Но как только бедной Маше был отдан последний долг, учитель впал в полную апатию. Ни жалобой, ни вздохом не выражал он своего горя: с невозмутимым равнодушием глядел он на все совершавшееся около него; потолок мог бы обрушиться на него — и тут бы он, кажется, не сделал шагу для своего спасенья. От частных уроков он отказался: не для кого было трудиться. В гимназию ходил, но более для уплаты занятых на погребение денег. Даже к малютке-сыну он оставался почти безразличен: принесут — хорошо, приласкает; не принесут — не спросит. На встречавшихся ему на улице женщин, особенно на молодых, дышавших красотою и свежестью, он просто глядеть не мог, отворачивался с отвращением. В былое время любил он напевать что-нибудь, насвистывать; теперь целый день угрюмо безмолвствовал; изредка лишь замурлычит глухим голосом последний куплет любимого романса покойной — «Вьется ласточка»:
Последние слезы
О горе былом,
И первые грезы
О счастье ином…
А. Майков
Фантастические исчадия причудливого горячечного бреда имеют много общего с творениями известного рода драматургов: и там и здесь все три единства, и даже более, соблюдены в точности. Давно прошедшее сочетается без малейшего стеснения с настоящим и с ожидаемым будущим. Лица, никогда в глаза не видавшие друг друга, встречаются как давнишние знакомые, да в местности, сшитой на живую нитку из лоскутков Бог весть скольких стран и мест, отстоящих одно от другого на тысячи верст. Рьяный крылатый конь воображения переносится через любые барьеры и рвы анахронизмов и парадоксов.

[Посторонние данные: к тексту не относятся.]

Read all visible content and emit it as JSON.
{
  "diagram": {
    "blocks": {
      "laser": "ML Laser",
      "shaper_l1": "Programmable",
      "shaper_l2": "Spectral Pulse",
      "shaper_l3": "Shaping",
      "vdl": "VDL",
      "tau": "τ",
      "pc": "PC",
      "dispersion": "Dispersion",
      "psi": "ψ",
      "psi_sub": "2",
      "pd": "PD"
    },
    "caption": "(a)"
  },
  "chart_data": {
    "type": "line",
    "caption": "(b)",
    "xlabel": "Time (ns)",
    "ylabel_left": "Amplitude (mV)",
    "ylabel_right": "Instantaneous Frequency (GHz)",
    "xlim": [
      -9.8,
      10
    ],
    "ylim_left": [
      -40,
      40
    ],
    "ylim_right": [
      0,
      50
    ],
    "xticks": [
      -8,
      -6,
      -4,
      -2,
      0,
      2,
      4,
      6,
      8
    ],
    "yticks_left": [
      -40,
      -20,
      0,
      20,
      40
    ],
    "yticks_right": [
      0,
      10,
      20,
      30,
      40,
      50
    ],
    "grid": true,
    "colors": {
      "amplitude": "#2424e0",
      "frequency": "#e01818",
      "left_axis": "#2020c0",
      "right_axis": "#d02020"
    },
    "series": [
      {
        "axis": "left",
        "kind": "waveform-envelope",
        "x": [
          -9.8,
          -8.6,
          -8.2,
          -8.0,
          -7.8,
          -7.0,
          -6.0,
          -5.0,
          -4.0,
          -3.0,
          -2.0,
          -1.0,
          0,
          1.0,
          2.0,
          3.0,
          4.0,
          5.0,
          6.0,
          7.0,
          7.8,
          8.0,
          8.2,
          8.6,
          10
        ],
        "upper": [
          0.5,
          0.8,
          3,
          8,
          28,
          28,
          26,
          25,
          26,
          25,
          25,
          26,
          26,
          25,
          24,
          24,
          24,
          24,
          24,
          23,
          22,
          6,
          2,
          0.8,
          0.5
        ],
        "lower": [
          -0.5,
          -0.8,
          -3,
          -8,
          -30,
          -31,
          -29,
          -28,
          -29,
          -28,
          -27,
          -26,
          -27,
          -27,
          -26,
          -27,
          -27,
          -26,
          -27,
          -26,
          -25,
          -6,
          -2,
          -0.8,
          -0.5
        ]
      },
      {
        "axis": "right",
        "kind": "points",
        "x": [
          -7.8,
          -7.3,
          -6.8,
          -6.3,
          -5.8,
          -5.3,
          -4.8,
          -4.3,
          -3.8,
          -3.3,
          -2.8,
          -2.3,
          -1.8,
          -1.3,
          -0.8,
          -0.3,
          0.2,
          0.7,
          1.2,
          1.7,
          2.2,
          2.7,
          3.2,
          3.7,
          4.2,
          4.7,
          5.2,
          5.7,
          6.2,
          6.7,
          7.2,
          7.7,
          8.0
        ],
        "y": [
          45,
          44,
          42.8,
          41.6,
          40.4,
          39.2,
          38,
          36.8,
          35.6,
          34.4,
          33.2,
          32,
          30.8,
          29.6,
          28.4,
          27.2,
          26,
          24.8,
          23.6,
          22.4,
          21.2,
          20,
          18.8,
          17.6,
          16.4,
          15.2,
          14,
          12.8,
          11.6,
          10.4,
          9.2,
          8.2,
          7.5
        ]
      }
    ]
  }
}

Однако в эффекте, достигаемом талантливыми нелепицами Сулье, Сарду и компании, с одной стороны, и отродьями гениальной богини болезненного бреда — с другой, пальма первенства бесспорно принадлежит горячке.
И перед омраченным умом Ластова развертывалась нескончаемая панорама разнообразнейших картин и положений, где швейцарская и итальянская флоры пересаживались на болотистую почву Петербурга, где личности, отошедшие уже в царство теней, восставали из гроба в прежнем своем виде, нимало сами не удивляясь такой несообразности.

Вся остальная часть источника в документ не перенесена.